His face fell. "They failed," he said. "It didn't work?"

I let long seconds pass and then I shouted, "It worked! It worked! These are their portfolios. They are wonderful!"

I wish I could say that the whole class received A's and B's in June, but they didn't. However, period two held its own when compared to period one, with two A's and six B's. Areg earned one of the A's and signed up for AP English and journalism for his senior year. I gave him a used copy of Strunk and White's Elements of Style and told him it was the writers' bible. Nathan earned a C. He was probably the most gifted student I have ever taught. During the year, he brought me hours of joy with his writing and hours of frustration with his inability to turn it in. He could have been valedictorian.

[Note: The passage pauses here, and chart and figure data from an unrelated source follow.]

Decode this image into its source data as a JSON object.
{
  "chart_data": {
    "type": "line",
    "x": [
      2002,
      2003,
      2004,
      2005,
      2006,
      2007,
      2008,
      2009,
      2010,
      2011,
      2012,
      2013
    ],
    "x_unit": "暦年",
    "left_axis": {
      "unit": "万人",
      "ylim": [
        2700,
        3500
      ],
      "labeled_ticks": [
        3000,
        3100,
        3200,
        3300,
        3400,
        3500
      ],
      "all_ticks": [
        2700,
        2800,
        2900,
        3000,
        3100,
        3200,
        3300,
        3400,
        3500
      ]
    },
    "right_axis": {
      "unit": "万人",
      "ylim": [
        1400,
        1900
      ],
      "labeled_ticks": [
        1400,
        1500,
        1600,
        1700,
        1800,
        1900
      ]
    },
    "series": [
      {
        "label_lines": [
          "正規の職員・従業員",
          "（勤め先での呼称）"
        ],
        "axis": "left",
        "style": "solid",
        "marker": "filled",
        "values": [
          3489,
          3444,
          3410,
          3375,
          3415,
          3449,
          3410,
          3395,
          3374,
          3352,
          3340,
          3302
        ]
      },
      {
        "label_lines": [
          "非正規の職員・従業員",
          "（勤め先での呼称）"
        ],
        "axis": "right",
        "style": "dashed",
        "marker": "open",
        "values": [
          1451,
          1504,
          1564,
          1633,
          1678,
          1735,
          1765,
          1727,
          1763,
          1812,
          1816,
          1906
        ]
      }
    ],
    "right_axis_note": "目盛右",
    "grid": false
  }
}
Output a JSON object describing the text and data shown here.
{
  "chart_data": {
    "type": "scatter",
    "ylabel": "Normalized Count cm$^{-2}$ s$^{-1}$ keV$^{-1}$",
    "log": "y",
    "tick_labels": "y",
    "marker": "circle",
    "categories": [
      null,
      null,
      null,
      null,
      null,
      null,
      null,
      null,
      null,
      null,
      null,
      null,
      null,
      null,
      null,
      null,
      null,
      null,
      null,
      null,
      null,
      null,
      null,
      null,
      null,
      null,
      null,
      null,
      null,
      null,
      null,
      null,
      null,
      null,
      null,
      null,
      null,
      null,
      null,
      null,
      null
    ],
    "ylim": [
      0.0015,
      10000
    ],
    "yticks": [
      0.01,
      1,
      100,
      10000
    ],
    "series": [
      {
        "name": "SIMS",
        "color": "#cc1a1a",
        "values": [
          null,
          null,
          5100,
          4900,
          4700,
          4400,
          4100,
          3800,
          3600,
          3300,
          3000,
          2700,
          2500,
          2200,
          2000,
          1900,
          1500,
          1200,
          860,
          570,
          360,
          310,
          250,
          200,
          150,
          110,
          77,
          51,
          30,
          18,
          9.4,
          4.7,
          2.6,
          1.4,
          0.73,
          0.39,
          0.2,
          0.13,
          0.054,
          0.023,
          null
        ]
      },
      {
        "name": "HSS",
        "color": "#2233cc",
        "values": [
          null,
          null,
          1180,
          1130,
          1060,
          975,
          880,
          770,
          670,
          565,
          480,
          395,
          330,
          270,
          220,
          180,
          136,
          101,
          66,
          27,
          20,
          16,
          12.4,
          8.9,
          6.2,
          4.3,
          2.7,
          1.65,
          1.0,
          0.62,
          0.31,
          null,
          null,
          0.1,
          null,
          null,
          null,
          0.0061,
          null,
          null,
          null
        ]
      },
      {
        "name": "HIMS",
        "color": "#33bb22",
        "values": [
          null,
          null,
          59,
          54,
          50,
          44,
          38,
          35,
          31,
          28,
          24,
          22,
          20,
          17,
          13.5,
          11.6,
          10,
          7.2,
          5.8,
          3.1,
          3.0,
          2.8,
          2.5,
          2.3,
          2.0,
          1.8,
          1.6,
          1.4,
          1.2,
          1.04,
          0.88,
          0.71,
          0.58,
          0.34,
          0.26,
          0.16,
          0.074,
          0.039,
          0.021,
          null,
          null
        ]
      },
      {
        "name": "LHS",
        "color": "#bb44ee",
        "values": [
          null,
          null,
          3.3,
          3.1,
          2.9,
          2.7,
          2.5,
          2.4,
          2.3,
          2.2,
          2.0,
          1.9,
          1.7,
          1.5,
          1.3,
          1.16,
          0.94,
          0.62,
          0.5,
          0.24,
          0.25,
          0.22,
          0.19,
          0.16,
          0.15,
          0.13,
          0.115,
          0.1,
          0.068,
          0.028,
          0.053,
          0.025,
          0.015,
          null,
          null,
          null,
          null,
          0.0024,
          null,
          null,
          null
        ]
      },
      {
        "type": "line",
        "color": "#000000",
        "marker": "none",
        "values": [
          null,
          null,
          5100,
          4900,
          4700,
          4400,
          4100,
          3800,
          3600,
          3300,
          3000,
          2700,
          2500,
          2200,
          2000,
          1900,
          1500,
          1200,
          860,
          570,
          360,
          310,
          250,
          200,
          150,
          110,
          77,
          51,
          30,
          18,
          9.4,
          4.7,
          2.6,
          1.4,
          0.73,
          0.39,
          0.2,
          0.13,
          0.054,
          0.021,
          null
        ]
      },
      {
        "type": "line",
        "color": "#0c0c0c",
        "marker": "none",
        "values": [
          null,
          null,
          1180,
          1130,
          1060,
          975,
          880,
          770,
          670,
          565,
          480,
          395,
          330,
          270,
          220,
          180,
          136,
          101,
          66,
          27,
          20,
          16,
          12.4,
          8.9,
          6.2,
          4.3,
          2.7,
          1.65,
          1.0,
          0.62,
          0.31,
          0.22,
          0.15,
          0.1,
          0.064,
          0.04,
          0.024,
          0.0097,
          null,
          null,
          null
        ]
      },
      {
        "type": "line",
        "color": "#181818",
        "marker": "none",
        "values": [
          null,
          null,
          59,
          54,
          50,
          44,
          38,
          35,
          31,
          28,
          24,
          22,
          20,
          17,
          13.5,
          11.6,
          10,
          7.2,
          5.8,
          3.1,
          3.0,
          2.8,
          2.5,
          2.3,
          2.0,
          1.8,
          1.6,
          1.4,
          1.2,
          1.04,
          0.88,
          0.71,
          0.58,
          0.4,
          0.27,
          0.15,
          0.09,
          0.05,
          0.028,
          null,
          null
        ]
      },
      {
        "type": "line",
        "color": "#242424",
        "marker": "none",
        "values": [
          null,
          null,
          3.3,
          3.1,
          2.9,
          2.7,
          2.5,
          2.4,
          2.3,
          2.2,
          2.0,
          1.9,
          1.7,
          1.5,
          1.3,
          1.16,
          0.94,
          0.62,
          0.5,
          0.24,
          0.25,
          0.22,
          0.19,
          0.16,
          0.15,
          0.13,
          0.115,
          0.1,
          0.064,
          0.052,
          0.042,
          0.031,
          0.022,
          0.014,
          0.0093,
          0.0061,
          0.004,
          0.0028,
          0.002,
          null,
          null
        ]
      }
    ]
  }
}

A few students failed or received D's because they didn't do the work. One of these was Mary. Her cumulative files revealed she had extremely low skills, read at a third grade level, had not had much experience reading anything, and had never written multi-page, multi-paragraph essays. But during that first quarter, and throughout the year, she, along with the rest of the class, read poets like Anne Bradstreet and Joy Harjo. They read Arthur Miller's The Crucible, and they tackled grammar and explored vocabulary. They wrote on topics of their own choice as well as assigned writing; they revised their writing and learned how to talk about their writing and the writing of others in peer groups; they read books and responded to them weekly in journals. They brought history, literature, and the arts together in their special projects and reports. At the end of the year, they came in groups of 15 to either my house or Mr. Kimber's house for in-depth discussions of history, literature, and current events.

I hope I started something that may evolve into change. I am no longer at that school. However, wherever I teach, the standards will remain high, and I will never deny any student the chance to get the greatest education possible. I will always help my students "jump the track."

About the Author Jane Hancock, co-director of the UCLA Writing Project, teaches at UCLA and supervises novice teachers in the field. Three years ago, she retired from 40 years of teaching English and social studies in the public schools.